In regards to the expectations of the tender result, another panellist, Jorge Godinho, a veteran Macau gaming legal academic, believes it is likely the current six operators will remain in operation in the next decade but he does not rule out there might be surprises.

“It’s clear the consensus is that [there’s] a 90 per cent chance that the current concessionaires and sub-concessionaires will make it, but I wouldn’t put that at 100 per cent,” said the associate professor of law at the University of Macau. “You never know what can happen in a public tender — history shows that a public tender is a box full of surprises.”

Discretionary powers

Besides a public tender for new gaming concessions, the city has also seen in recent months the approval and implementation of a revised gaming law that has heightened supervision, as well as the demise of junket operators over the arrests of junket bosses Alvin Chau Cheok Wa and Levo Chan Weng Lin.

“We’re not witnessing a major crackdown on the gaming industry,” said Mr Godinho. “What we are witnessing is the correction of the situation that could be seen as excessive.”

In his perspective, the operational model of VIP rooms run by junket operators — or known as gaming promoters in the government terms — was “a casino inside a casino” before the revised law and arrests. “This was never intended to happen but had evolved over the years, and now there is a line being drawn — we don’t want anymore ‘a casino inside a casino’,” he added.

Addressing the revised gaming law, Mr Si thinks it gives “a lot of discretionary powers” to the authorities. “The general sense on the ground — and I just left there [Macau] a few weeks ago — is that there’s a lot of vagueness by design in this new structure that concessionaires are very concerned about the liability,” he remarked.

“That’s something people are mindful of given the broader context of what happened in [Mainland] China, Hong Kong and even in Macau in the last few years,” he continued. “There are a lot of hidden things that you don’t know where you’re going to walk to, and the liability associated with that is something on the concessionaires’ mind.”

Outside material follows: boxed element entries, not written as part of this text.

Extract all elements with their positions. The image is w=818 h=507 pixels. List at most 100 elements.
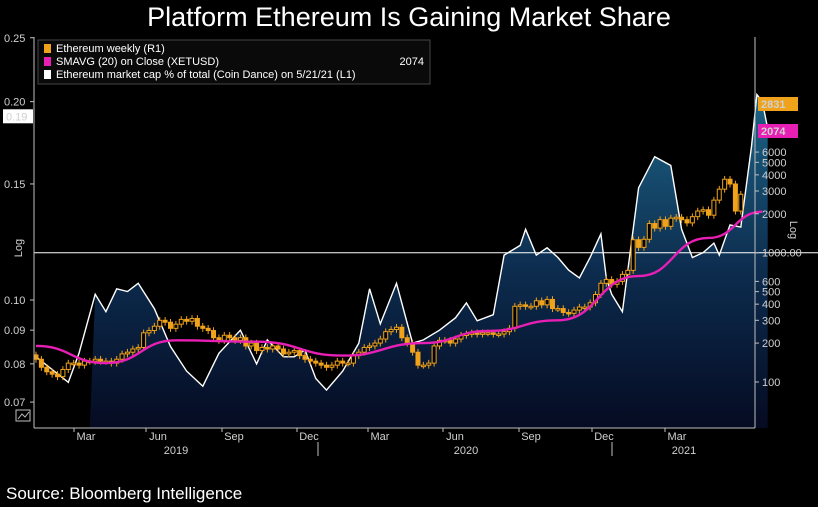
candle (695, 207, 701, 221)
candle-body (119, 353, 125, 360)
candle (636, 236, 642, 251)
candle-body (44, 366, 50, 373)
candle (576, 303, 582, 314)
chart-toggle-icon[interactable] (15, 409, 31, 422)
candle (49, 368, 55, 378)
candle (420, 361, 426, 369)
candle-body (485, 332, 491, 335)
sma-value-badge-text: 2074 (761, 126, 786, 138)
right-tick-label: 200 (762, 338, 780, 350)
x-tick-label: Dec (594, 431, 614, 443)
candle-body (716, 188, 722, 201)
candle-body (404, 337, 410, 344)
candle-body (124, 351, 130, 355)
candle-body (76, 362, 82, 366)
candle-body (141, 332, 147, 348)
candle (200, 322, 206, 332)
candle (738, 190, 744, 215)
close-price-badge (758, 97, 798, 111)
candle-body (291, 350, 297, 353)
candle-body (630, 239, 636, 271)
candle (549, 296, 555, 313)
candle (184, 316, 190, 325)
source-note: Source: Bloomberg Intelligence (6, 484, 243, 503)
candle-body (388, 328, 394, 333)
right-tick-label: 4000 (762, 170, 786, 182)
candle (130, 345, 136, 356)
candle (76, 359, 82, 369)
candle-body (367, 345, 373, 348)
candle (178, 316, 184, 328)
candle-body (517, 304, 523, 307)
candle-body (641, 238, 647, 248)
candle-body (625, 269, 631, 275)
right-tick-label: 2000 (762, 209, 786, 221)
candle-body (205, 327, 211, 332)
candle-body (646, 223, 652, 240)
legend-swatch (44, 57, 51, 66)
candle-body (130, 348, 136, 353)
candle (302, 352, 308, 363)
close-price-badge-text: 2831 (761, 99, 785, 111)
candle (517, 301, 523, 310)
candle-body (727, 178, 733, 185)
candle (33, 351, 39, 363)
x-tick-label: Mar (668, 431, 687, 443)
candle-body (501, 331, 507, 335)
candle (496, 330, 502, 338)
candle-body (706, 209, 711, 216)
candle (38, 355, 44, 371)
candle-body (549, 298, 555, 310)
chart-title: Platform Ethereum Is Gaining Market Shar… (147, 2, 671, 32)
x-tick-label: Sep (224, 431, 244, 443)
candle-body (280, 348, 286, 355)
candle (679, 213, 685, 224)
candle-body (178, 318, 184, 325)
candle (706, 206, 711, 219)
candle (700, 206, 706, 215)
candle-body (313, 360, 319, 364)
candle-body (55, 373, 61, 378)
candle (689, 213, 695, 227)
candle (372, 339, 378, 350)
right-tick-label: 3000 (762, 186, 786, 198)
candle (539, 297, 545, 309)
candle (415, 348, 421, 369)
candle (151, 322, 157, 335)
chart-toggle-frame (15, 409, 31, 422)
candle-body (603, 279, 609, 284)
left-axis-label: Log (13, 239, 25, 257)
left-tick-label: 0.07 (4, 397, 25, 409)
candle (668, 214, 674, 230)
x-year-label: 2019 (164, 445, 188, 457)
candle-body (92, 358, 98, 362)
candle (662, 216, 668, 230)
candle (334, 357, 340, 369)
candle-body (340, 360, 346, 364)
legend-label: SMAVG (20) on Close (XETUSD) (56, 56, 219, 68)
candle-body (135, 346, 141, 350)
candle (684, 216, 690, 227)
candle (259, 344, 265, 355)
left-tick-label: 0.25 (4, 33, 25, 45)
candle-body (657, 219, 663, 229)
candle-body (544, 298, 550, 306)
candle-body (173, 323, 179, 329)
market-cap-line (35, 92, 769, 392)
candle (393, 324, 399, 333)
candle-body (157, 319, 163, 327)
left-value-badge-text: 0.19 (6, 111, 27, 123)
candle-body (695, 210, 701, 218)
candle (211, 327, 217, 342)
candle-body (431, 345, 437, 364)
candle (431, 342, 437, 367)
candle (652, 220, 658, 232)
candle-body (711, 199, 717, 216)
candle (716, 185, 722, 204)
candle-body (324, 364, 330, 368)
chart-toggle-glyph (17, 411, 30, 420)
candle-body (33, 354, 39, 360)
right-tick-label: 500 (762, 287, 780, 299)
candle-body (49, 371, 55, 375)
x-tick-label: Jun (149, 431, 167, 443)
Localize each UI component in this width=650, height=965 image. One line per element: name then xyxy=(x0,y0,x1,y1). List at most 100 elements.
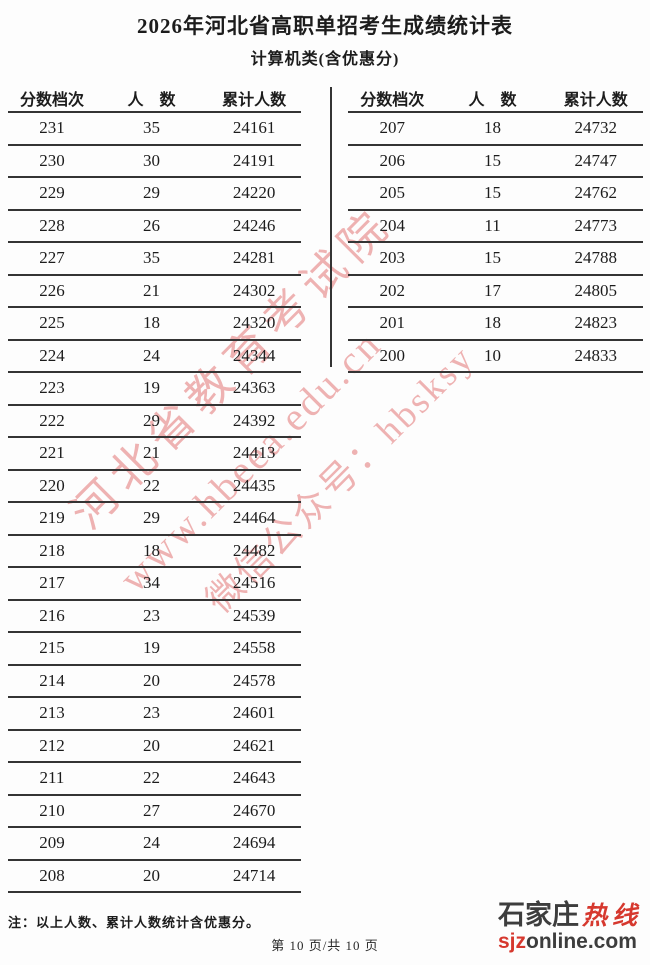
column-header-score-level: 分数档次 xyxy=(19,92,84,109)
cumulative-count-cell: 24435 xyxy=(232,475,276,495)
table-row: 221 21 24413 xyxy=(8,438,301,471)
cumulative-count-cell: 24320 xyxy=(232,313,276,333)
table-body-right: 207 18 24732 206 15 24747 205 15 24762 2… xyxy=(348,113,643,373)
count-cell: 26 xyxy=(143,215,161,235)
cumulative-count-cell: 24302 xyxy=(232,280,276,300)
score-level-cell: 223 xyxy=(39,378,65,398)
score-level-cell: 205 xyxy=(379,183,406,203)
count-cell: 15 xyxy=(484,248,502,268)
table-divider xyxy=(330,87,332,367)
score-level-cell: 203 xyxy=(379,248,406,268)
logo-text-cn-dark: 石家庄 xyxy=(498,900,579,930)
page-number: 第 10 页/共 10 页 xyxy=(271,938,379,953)
count-cell: 19 xyxy=(143,638,161,658)
score-level-cell: 214 xyxy=(39,670,65,690)
column-header-cumulative: 累计人数 xyxy=(222,92,287,109)
cumulative-count-cell: 24773 xyxy=(574,215,618,235)
score-level-cell: 201 xyxy=(379,313,406,333)
cumulative-count-cell: 24714 xyxy=(232,865,276,885)
table-row: 230 30 24191 xyxy=(8,146,301,178)
score-level-cell: 228 xyxy=(39,215,65,235)
cumulative-count-cell: 24482 xyxy=(232,540,276,560)
count-cell: 29 xyxy=(143,508,161,528)
table-row: 200 10 24833 xyxy=(348,341,643,373)
table-row: 212 20 24621 xyxy=(8,731,301,763)
score-level-cell: 202 xyxy=(379,280,406,300)
site-logo: 石家庄 热线 sjzonline.com xyxy=(498,902,646,953)
score-level-cell: 216 xyxy=(39,605,65,625)
table-row: 219 29 24464 xyxy=(8,503,301,536)
footnote: 注：以上人数、累计人数统计含优惠分。 xyxy=(8,915,261,930)
table-row: 208 20 24714 xyxy=(8,861,301,893)
score-level-cell: 219 xyxy=(39,508,65,528)
cumulative-count-cell: 24578 xyxy=(232,670,276,690)
cumulative-count-cell: 24805 xyxy=(574,280,618,300)
count-cell: 23 xyxy=(143,605,161,625)
table-row: 220 22 24435 xyxy=(8,471,301,503)
cumulative-count-cell: 24539 xyxy=(232,605,276,625)
score-level-cell: 224 xyxy=(39,345,65,365)
score-level-cell: 208 xyxy=(39,865,65,885)
table-row: 201 18 24823 xyxy=(348,308,643,341)
count-cell: 23 xyxy=(143,703,161,723)
table-row: 209 24 24694 xyxy=(8,828,301,861)
table-row: 224 24 24344 xyxy=(8,341,301,373)
cumulative-count-cell: 24762 xyxy=(574,183,618,203)
table-header-row: 分数档次 人 数 累计人数 xyxy=(8,85,301,113)
count-cell: 34 xyxy=(143,573,161,593)
logo-text-cn-red: 热线 xyxy=(582,902,643,930)
table-body-left: 231 35 24161 230 30 24191 229 29 24220 2… xyxy=(8,113,301,893)
score-level-cell: 231 xyxy=(39,118,65,138)
score-level-cell: 209 xyxy=(39,833,65,853)
count-cell: 35 xyxy=(143,118,161,138)
cumulative-count-cell: 24788 xyxy=(574,248,618,268)
cumulative-count-cell: 24823 xyxy=(574,313,618,333)
table-row: 217 34 24516 xyxy=(8,568,301,601)
score-level-cell: 227 xyxy=(39,248,65,268)
table-row: 218 18 24482 xyxy=(8,536,301,568)
table-row: 225 18 24320 xyxy=(8,308,301,341)
score-level-cell: 225 xyxy=(39,313,65,333)
cumulative-count-cell: 24516 xyxy=(232,573,276,593)
table-row: 207 18 24732 xyxy=(348,113,643,146)
column-header-score-level: 分数档次 xyxy=(360,92,425,109)
table-row: 223 19 24363 xyxy=(8,373,301,406)
table-row: 228 26 24246 xyxy=(8,211,301,243)
page-subtitle: 计算机类(含优惠分) xyxy=(250,51,400,68)
cumulative-count-cell: 24670 xyxy=(232,800,276,820)
logo-text-latin-red: sjz xyxy=(498,930,527,953)
cumulative-count-cell: 24643 xyxy=(232,768,276,788)
table-row: 222 29 24392 xyxy=(8,406,301,438)
score-level-cell: 229 xyxy=(39,183,65,203)
count-cell: 19 xyxy=(143,378,161,398)
score-level-cell: 206 xyxy=(379,150,406,170)
table-header-row: 分数档次 人 数 累计人数 xyxy=(348,85,643,113)
column-header-cumulative: 累计人数 xyxy=(563,92,628,109)
cumulative-count-cell: 24161 xyxy=(232,118,276,138)
count-cell: 30 xyxy=(143,150,161,170)
score-level-cell: 217 xyxy=(39,573,65,593)
table-row: 206 15 24747 xyxy=(348,146,643,178)
count-cell: 18 xyxy=(143,540,161,560)
cumulative-count-cell: 24621 xyxy=(232,735,276,755)
column-header-count: 人 数 xyxy=(468,92,517,109)
logo-chinese-line: 石家庄 热线 xyxy=(498,902,646,929)
cumulative-count-cell: 24601 xyxy=(232,703,276,723)
count-cell: 20 xyxy=(143,735,161,755)
table-row: 229 29 24220 xyxy=(8,178,301,211)
score-level-cell: 226 xyxy=(39,280,65,300)
cumulative-count-cell: 24344 xyxy=(232,345,276,365)
score-level-cell: 230 xyxy=(39,150,65,170)
score-level-cell: 207 xyxy=(379,118,406,138)
cumulative-count-cell: 24732 xyxy=(574,118,618,138)
count-cell: 35 xyxy=(143,248,161,268)
column-header-count: 人 数 xyxy=(127,92,176,109)
logo-text-latin-dark: online.com xyxy=(526,930,637,953)
table-row: 226 21 24302 xyxy=(8,276,301,308)
table-row: 202 17 24805 xyxy=(348,276,643,308)
count-cell: 24 xyxy=(143,833,161,853)
score-level-cell: 222 xyxy=(39,410,65,430)
table-row: 211 22 24643 xyxy=(8,763,301,796)
count-cell: 15 xyxy=(484,183,502,203)
score-level-cell: 220 xyxy=(39,475,65,495)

Another panellist Michael Zhu, senior vice president of gaming consultancy The Innovation Group, also highlighted today the revised gaming law gives power to the Macau Chief Executive to revoke a concession at any time, for instance, due to the threat of national security.

“Not to say that [the Chief Executive] is going to do it at some point, but the focus is that everything has to be 100 per cent aligned with the government’s policy goals and measures, and everything is under the leadership of the government,” he added.

Rapid change

In the first seven months of 2022, the gaming revenue in Macau only totalled MOP26.67 billion (US$3.33 billion), down by 53.6 per cent from a year earlier over the fluctuations of Covid-19 development and a slowing Mainland Chinese economy, latest government data show. The tally only translated to 15.3 per cent of the pre-COVID volume.

Concerning the outlook of the Macau gaming market, the panellists expressed optimism, but Ken Jolly, vice president and managing director for Asia of gaming equipment provider Light & Wonder, stressed the key to the recovery relies on the lifting of the current border restrictions and the stable flow of mainlanders to Macau.

Talking about Beijing’s evolving stance towards the Macau gaming industry in recent years, Mr Si said it is due to the fears of capital flight amid a slowing economy and the geopolitical tensions.

“At this time, they’re [Beijing is] tilting towards Macau — the gambling industry — is not as helpful or as good as it used to be from a policy standpoint, but this could change,” he said. “The economic conditions and geopolitics can change very rapidly and that could change Macau’s fate as well.”